Grime weekly: Some interesting facts about germs, bacteria and hygiene....

  • The average kitchen sink contains 100,000 times more germs than the bathroom.
  • Studies by Gerba indicate that kitchen sponges are the most contaminated object in the home and can harbor billions of bacteria! Make sure you change yours regularly to avoid infection. Tip - Keep sponges out of the sink when not in use so they get a chance to dry. Drying kills a lot of germs.
  • Recent research has found that 50% of TV remote controls tested positive for cold viruses. A regular wipe with an antibacterial agent will eliminate these and other viruses and bacteria.
  • Dust mites love beds! An average person sheds 14 million dead skin cells per night. Mites and their faeces are a common cause of asthma and allergies so change bedding at least once a week and wash on a hot cycle.
  • Put the lid down before flushing the toilet:- Studies show that bacteria is sprayed up to 25cm above the rim when you flush with it up. You may want to move your toothbrush a little further away too!!
  • A study of high chairs in 30 restaurants revealed they harbour, on average,  more bacteria than a toilet seat. 147 per vs 8 per
  • Up to 1 in 8 computer keyboards could be regarded a "health hazard". They are often a reflection of what's in your nose and gut. Dust and food crumbs can be shaken or vacuumed out, then keys disinfected with alcohol wipes.
  • Research by QM UOL and LSHTM shows faecal bacteria are present on 26% of hands, 14% of banknotes and 10% of credit cards.
  • Research found that 50% of vacuum cleaner brushes contained faecal bacteria and 13% E.coli. Spray with disinfectant after use.
  • Fridge salad drawers often contain many times the level of bacteria considered safe, including E.coli, salmonella and listeria, ensure you empty and wipe out regularly.
  • Don't forget to clean in your garden! Studies reveal many barbecues, garden tables and wheelie bin lids often harbour more germs than a toilet seat.
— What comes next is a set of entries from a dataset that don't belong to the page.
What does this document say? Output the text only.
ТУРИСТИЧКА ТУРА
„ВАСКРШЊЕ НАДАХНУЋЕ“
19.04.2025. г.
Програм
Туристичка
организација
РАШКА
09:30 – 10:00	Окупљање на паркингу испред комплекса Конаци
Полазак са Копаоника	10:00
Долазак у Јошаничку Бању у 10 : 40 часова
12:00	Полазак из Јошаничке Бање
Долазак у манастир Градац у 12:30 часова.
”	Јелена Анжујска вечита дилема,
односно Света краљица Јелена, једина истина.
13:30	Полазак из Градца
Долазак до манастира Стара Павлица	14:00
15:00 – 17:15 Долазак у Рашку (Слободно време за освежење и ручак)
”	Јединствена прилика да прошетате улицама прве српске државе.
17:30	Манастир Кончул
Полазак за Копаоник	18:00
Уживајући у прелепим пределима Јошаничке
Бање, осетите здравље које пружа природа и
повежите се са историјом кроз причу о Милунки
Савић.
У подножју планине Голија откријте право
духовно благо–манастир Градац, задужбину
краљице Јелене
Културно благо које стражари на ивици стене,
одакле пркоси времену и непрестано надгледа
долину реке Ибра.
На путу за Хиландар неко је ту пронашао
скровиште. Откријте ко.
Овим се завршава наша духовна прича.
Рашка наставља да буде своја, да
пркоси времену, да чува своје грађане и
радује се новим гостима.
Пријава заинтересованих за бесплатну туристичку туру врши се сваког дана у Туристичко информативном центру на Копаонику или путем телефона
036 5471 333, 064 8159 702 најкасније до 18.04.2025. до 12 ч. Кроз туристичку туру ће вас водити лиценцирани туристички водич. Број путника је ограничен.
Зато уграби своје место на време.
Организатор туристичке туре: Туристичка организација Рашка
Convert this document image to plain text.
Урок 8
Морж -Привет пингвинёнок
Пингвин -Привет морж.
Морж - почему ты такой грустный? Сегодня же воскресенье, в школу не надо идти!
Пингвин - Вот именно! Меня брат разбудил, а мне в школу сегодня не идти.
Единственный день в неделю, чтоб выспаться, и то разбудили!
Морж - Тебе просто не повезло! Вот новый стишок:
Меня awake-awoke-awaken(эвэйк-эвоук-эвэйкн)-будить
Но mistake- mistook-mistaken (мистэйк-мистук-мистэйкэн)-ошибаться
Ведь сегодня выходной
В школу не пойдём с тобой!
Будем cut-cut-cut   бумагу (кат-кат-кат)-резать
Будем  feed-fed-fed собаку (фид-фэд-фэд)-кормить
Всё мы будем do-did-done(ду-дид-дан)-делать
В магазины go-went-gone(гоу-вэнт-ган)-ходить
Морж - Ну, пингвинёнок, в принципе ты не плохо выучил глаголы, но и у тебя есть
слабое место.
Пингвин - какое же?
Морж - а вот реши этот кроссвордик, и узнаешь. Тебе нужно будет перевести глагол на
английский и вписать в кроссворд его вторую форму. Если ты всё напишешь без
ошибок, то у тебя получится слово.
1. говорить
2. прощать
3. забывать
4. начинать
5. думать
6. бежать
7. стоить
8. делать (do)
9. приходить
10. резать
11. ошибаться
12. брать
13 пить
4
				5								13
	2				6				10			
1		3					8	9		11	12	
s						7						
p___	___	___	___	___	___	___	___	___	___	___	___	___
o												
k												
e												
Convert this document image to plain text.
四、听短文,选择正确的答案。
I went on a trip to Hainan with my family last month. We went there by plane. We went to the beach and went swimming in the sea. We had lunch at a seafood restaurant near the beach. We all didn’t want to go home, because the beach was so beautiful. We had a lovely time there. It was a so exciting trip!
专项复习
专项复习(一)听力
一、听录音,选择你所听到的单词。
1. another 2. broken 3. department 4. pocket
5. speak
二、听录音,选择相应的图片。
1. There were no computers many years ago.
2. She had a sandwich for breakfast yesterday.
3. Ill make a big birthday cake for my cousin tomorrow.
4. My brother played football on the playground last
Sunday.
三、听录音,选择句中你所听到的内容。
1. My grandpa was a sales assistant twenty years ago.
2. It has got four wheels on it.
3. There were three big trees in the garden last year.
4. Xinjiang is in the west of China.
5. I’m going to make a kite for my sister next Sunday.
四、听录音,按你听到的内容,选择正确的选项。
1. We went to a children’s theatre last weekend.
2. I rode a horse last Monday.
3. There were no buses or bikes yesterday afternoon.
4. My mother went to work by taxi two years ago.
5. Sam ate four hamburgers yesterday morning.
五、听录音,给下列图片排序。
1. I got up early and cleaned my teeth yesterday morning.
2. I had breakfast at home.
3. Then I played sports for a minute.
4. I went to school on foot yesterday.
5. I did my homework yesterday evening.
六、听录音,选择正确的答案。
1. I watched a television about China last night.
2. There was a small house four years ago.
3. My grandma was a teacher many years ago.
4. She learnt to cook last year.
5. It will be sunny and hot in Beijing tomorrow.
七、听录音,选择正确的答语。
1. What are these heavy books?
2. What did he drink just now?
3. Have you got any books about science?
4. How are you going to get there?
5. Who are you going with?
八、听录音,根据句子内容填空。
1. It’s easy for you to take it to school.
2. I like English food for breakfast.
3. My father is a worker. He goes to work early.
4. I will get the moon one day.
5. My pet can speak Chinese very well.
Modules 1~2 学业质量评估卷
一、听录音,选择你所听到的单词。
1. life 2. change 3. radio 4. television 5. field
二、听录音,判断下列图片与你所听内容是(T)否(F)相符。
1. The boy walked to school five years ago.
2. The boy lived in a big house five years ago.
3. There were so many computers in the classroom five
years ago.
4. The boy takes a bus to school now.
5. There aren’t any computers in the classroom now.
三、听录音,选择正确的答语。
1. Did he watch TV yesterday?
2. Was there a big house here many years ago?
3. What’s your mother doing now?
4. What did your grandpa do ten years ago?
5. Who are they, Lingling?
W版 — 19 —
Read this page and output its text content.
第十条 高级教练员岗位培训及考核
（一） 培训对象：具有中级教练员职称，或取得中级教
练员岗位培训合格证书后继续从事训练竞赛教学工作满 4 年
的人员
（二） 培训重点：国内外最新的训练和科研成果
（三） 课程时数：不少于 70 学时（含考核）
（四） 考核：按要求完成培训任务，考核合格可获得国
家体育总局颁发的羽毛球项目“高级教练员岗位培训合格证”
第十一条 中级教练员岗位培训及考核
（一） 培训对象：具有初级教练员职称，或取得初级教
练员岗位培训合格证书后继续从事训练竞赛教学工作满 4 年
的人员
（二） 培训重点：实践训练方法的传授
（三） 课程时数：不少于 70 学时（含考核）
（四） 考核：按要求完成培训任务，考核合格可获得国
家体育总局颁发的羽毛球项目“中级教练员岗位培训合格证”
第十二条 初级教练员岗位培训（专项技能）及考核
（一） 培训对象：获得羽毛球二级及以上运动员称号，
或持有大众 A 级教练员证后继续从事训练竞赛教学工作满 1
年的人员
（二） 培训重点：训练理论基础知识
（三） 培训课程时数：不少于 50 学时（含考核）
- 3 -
  • The only reason you should need to remove your shoes at the door! A study has revealed the common occurrence (96%) of coli form and (27%) E. coli bacteria on the outside of shoes. This indicates frequent contact with faecal material, which most likely originates from floors in public toilets or contact with animal faeces outdoors. The research also found that bacteria can be tracked by shoes over a long distance into your home or personal space after the shoes were contaminated.
  • Towels absorb more than just water! Dead skin cells and moisture provide a perfect breeding ground for bacteria. Change your towels a minimum of once a week and wash them at 90C.
  • A study found that some touchscreen devices (iPads, tablets and mobile phones) had 18 times more bacteria than a public toilet flush handle. Manufacturers recommend only cleaning with a soft dry cloth but we clean ours using iKlear with no ill effect to the oleophobic screen.
  • We clean the surfaces of our kitchens and bathrooms regularly but how often do we clean the wall tiles? Our experience has found that many people rarely think to wipe down and buff the walls in these rooms too! Not only does this restore the tiles lustre, it also removes grime, dust, soap residue and bacteria.
  • Most women's handbags harbour tens of thousands of bacteria on the bottom including staphylococcus, salmonella and E.coli. Hook them up wherever possible, especially in public toilets and never place them on your kitchen work surfaces!
  • Your reusable shopping bags are green, but are they clean? The fabric or materials used in them can be contaminated with bacteria such as salmonella and E.coli from food or other items. These germs could then cross contaminate other food or items we carry in the bag. Cloth bags should be washed and plastic lined ones wiped out with hot soapy water. Ensure they are thoroughly dried before being stored.
  • According to the United Nations "Washing hands is the most cost-effective intervention for the worldwide control of disease.
  • House dust composition varies, but in general you might find textile fibers, decomposing insect parts, animal and human hair, food leftovers, pollen grains, mold spores, bacteria, skin flakes, insulation, sand, and the most likely offender, the dust mite and its faecal material.
  • A recent survey found that many surfaces in and around built-in water dispensers in fridge doors harbour concerning levels of bacteria. Clean regularly in accordance with your manufacturers instructions.
  • Hand dryers may be more eco-friendly but they may not be as hygienic. Studies have shown that paper towels are more hygienic than hand dryers, which actually blow bacteria over your hands, as well as the entire bathroom. Plus the friction created by actively wiping your hands with towels helps scrub off unwanted bacteria.